Much of the nation’s power generation exists far from urban areas where electricity demand is highest. However, the current transmission system is built on an alternating current (AC) power network that is not ideal for long-distance power transmission. Medium and High Voltage Direct Current (MVDC/HVDC) systems offer advantages for high efficiency, long distance transmission. They are attractive for transmitting electricity from offshore wind farms, since undersea AC transmission cables require a charging current to feed the cable, which adds to the cost of transmission and limits the practical length of cables that can be used. For above ground applications, very long distance power transmission (hundreds of miles) with DC can offer lower costs than AC, but the current cost of power conversion is too high for wide deployment of DC even at long distances. Realizing the advantages of marrying expanded MVDC/HVDC power transmission with the existing AC power grid will require DC to AC power conversion that is both highly efficient and cost effective. Achieving high power conversion efficiency in high power electronics systems requires high voltage capable, low-loss power semiconductor switches, but modern silicon-based technology has a number of limitations including high switching and conduction losses, low switching frequency, and poor high-temperature performance. Gallium Nitride (GaN) and its alloys (AlGaN) are wide-bandgap (WBG) semiconductors that can replace silicon at higher voltages and switching frequencies and are capable of low-loss, higher efficiency operation.

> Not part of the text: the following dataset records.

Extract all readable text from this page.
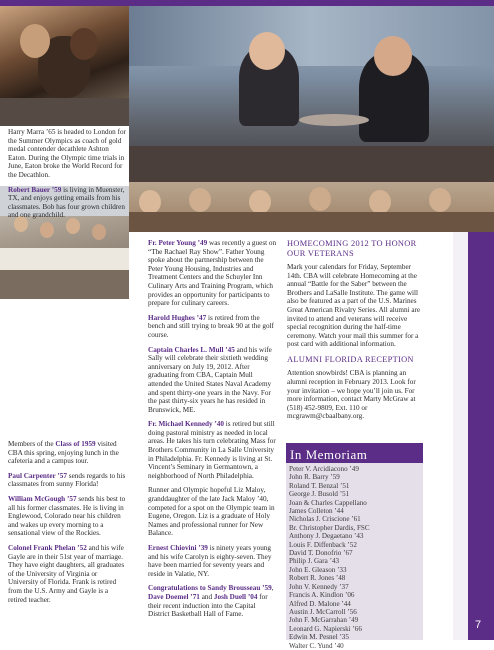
Harry Marra ’65 is headed to London for the Summer Olympics as coach of gold medal contender decathlete Ashton Eaton. During the Olympic time trials in June, Eaton broke the World Record for the Decathlon.

Robert Bauer ’59 is living in Muenster, TX, and enjoys getting emails from his classmates. Bob has four grown children and one grandchild.

Members of the Class of 1959 visited CBA this spring, enjoying lunch in the cafeteria and a campus tour.

Paul Carpenter ’57 sends regards to his classmates from sunny Florida!

William McGough ’57 sends his best to all his former classmates. He is living in Englewood, Colorado near his children and wakes up every morning to a sensational view of the Rockies.

Colonel Frank Phelan ’52 and his wife Gayle are in their 51st year of marriage. They have eight daughters, all graduates of the University of Virginia or University of Florida. Frank is retired from the U.S. Army and Gayle is a retired teacher.

Fr. Peter Young ’49 was recently a guest on “The Rachael Ray Show”. Father Young spoke about the partnership between the Peter Young Housing, Industries and Treatment Centers and the Schuyler Inn Culinary Arts and Training Program, which provides an opportunity for participants to prepare for culinary careers.

Harold Hughes ’47 is retired from the bench and still trying to break 90 at the golf course.

Captain Charles L. Mull ’45 and his wife Sally will celebrate their sixtieth wedding anniversary on July 19, 2012. After graduating from CBA, Captain Mull attended the United States Naval Academy and spent thirty-one years in the Navy. For the past thirty-six years he has resided in Brunswick, ME.

Fr. Michael Kennedy ’40 is retired but still doing pastoral ministry as needed in local areas. He takes his turn celebrating Mass for Brothers Community in La Salle University in Philadelphia. Fr. Kennedy is living at St. Vincent’s Seminary in Germantown, a neighborhood of North Philadelphia.

Runner and Olympic hopeful Liz Maloy, granddaughter of the late Jack Maloy ’40, competed for a spot on the Olympic team in Eugene, Oregon. Liz is a graduate of Holy Names and professional runner for New Balance.

Ernest Chiovini ’39 is ninety years young and his wife Carolyn is eighty-seven. They have been married for seventy years and reside in Valatie, NY.

Congratulations to Sandy Brousseau ’59, Dave Doemel ’71 and Josh Duell ’04 for their recent induction into the Capital District Basketball Hall of Fame.

HOMECOMING 2012 TO HONOR OUR VETERANS

Mark your calendars for Friday, September 14th. CBA will celebrate Homecoming at the annual “Battle for the Saber” between the Brothers and LaSalle Institute. The game will also be featured as a part of the U.S. Marines Great American Rivalry Series. All alumni are invited to attend and veterans will receive special recognition during the half-time ceremony. Watch your mail this summer for a post card with additional information.

ALUMNI FLORIDA RECEPTION

Attention snowbirds! CBA is planning an alumni reception in February 2013. Look for your invitation – we hope you’ll join us. For more information, contact Marty McGraw at (518) 452-9809, Ext. 110 or mcgrawm@cbaalbany.org.

In Memoriam
Peter V. Arcidiacono ’49
John R. Barry ’59
Roland T. Benzal ’51
George J. Busold ’51
Joan & Charles Cappellano
James Colleton ’44
Nicholas J. Criscione ’61
Br. Christopher Dardis, FSC
Anthony J. Degaetano ’43
Louis F. Diffenback ’52
David T. Donofrio ’67
Philip J. Gara ’43
John E. Gleason ’33
Robert R. Jones ’48
John V. Kennedy ’37
Francis A. Kindlon ’06
Alfred D. Malone ’44
Austin J. McCarroll ’56
John F. McGarrahan ’49
Leonard G. Napierski ’66
Edwin M. Pesnel ’35
Walter C. Yund ’40
7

Project Innovation + Advantages:
Sandia National Laboratories will develop a new type of switch, a 100kV optically controlled switch (often called photoconductive semiconductor switch or PCSS), based on the WBG semiconductors GaN and AlGaN. The capabilities of the PCSS will be demonstrated in high-voltage circuits for medium and high voltage direct current (MVDC/HVDC) power conversion for grid applications. Photoconductivity is the measure of a material's response to the energy inherent in light radiation. The electrical conductivity of a photoconductive material increases when it absorbs light. The team will first measure the photoconductive properties of GaN and AlGaN in order to assess if they operate similarly to gallium arsenide, a conventional semiconductor material used for PCSS, demonstrating sub-bandgap optical triggering and low-field, high-gain avalanche providing many times as many carriers by the electric field as created by the optical trigger. These two effects provide a tremendous reduction in the optical trigger energy required to activate the switch. The team will then design and fabricate GaN and AlGaN-based photoconductive semiconductor switches. The team predicts that WBG PCSS will outperform their predecessors with higher switch efficiency, the ability to switch at higher voltages, and will turn-off and recover faster, allowing for a higher frequency of switching. Ultimately, this will enable high-voltage switch assemblies (50-500kV) that can be triggered from a single, small driver (e.g. semiconductor laser). These modules will be substantially smaller (~10x) and simpler than existing modules used in grid-connected power electronics, allowing the realization of inexpensive and efficient switch modules that can be used in DC to AC power conversion systems on the grid at distribution and transmission scales.